The Christian life is a collaborative effort between a person, the triune God, and the Christian community. God never intended a person to slug through life alone. Jesus promised us we would not be orphans (John 14:18) and the New Testament writers often referred to the church in relational terms (family of God, the body of Christ, etc).
The collaborative nature of the church is important when it comes to helping people find their way back to God.
Years ago I heard Andy Stanley use the phrase “invest and invite” to describe how North Point Church builds a culture of evangelism. It basically boils down to two things:
Invest in a relationship with a non-Christian. As I wrote earlier this week, the best form of evangelism will always be friendship. If you are serious about seeing people enter a relationship with Jesus, it will cost you time, energy, and possibly money. Sometimes it will even be inconvenient. That’s the nature of true friendship. True friendship requires an investment.
The longer you have been following Jesus, the easier it becomes to have fewer non-Christian friends. Don’t let that happen to you.
Invite them to church. If you’re in South Denver, bring them to Mountainview. If not, find a church that you would feel comfortable bringing a non-Christian to. Or, to put it this way, “a church that the unchurched would enjoy attending.” Lest you think this means a watered-down, laser light show type of church … it doesn’t. In fact, most non-Christians I interact with today are not looking for fluff but answers and direction.

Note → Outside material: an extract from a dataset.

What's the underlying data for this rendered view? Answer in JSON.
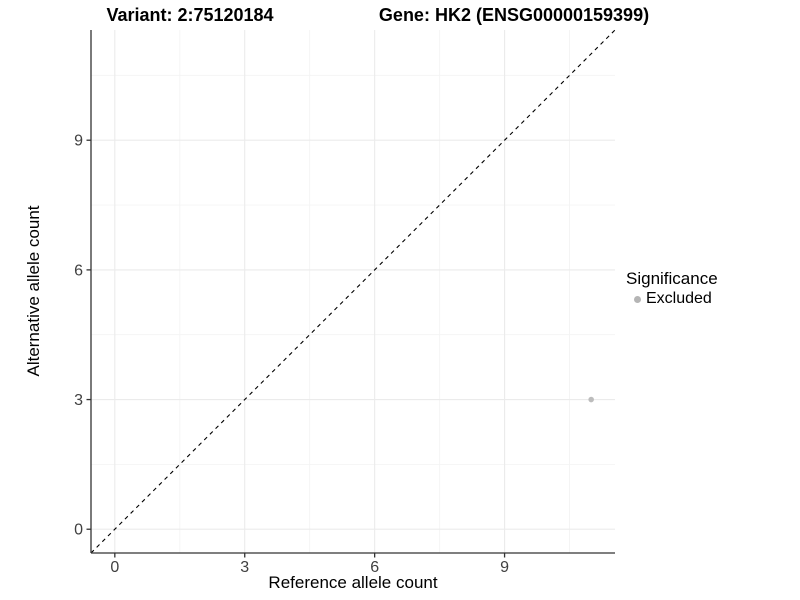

As a pastor, I hold as a sacred honor the opportunity to preach to your friends. I understand that you are stepping out on a limb when you invite a friend to church. The last thing you want to be is embarassed by the music or sermon. In fact, it is this very fear (and the very real chance it will happen) that keep people from inviting friends to church.
I can’t guarantee you success everytime you invite someone to church. But I can tell you that the odds greatly improve when you have invested in the relationship and have found a church that expects your non-church friends to be there.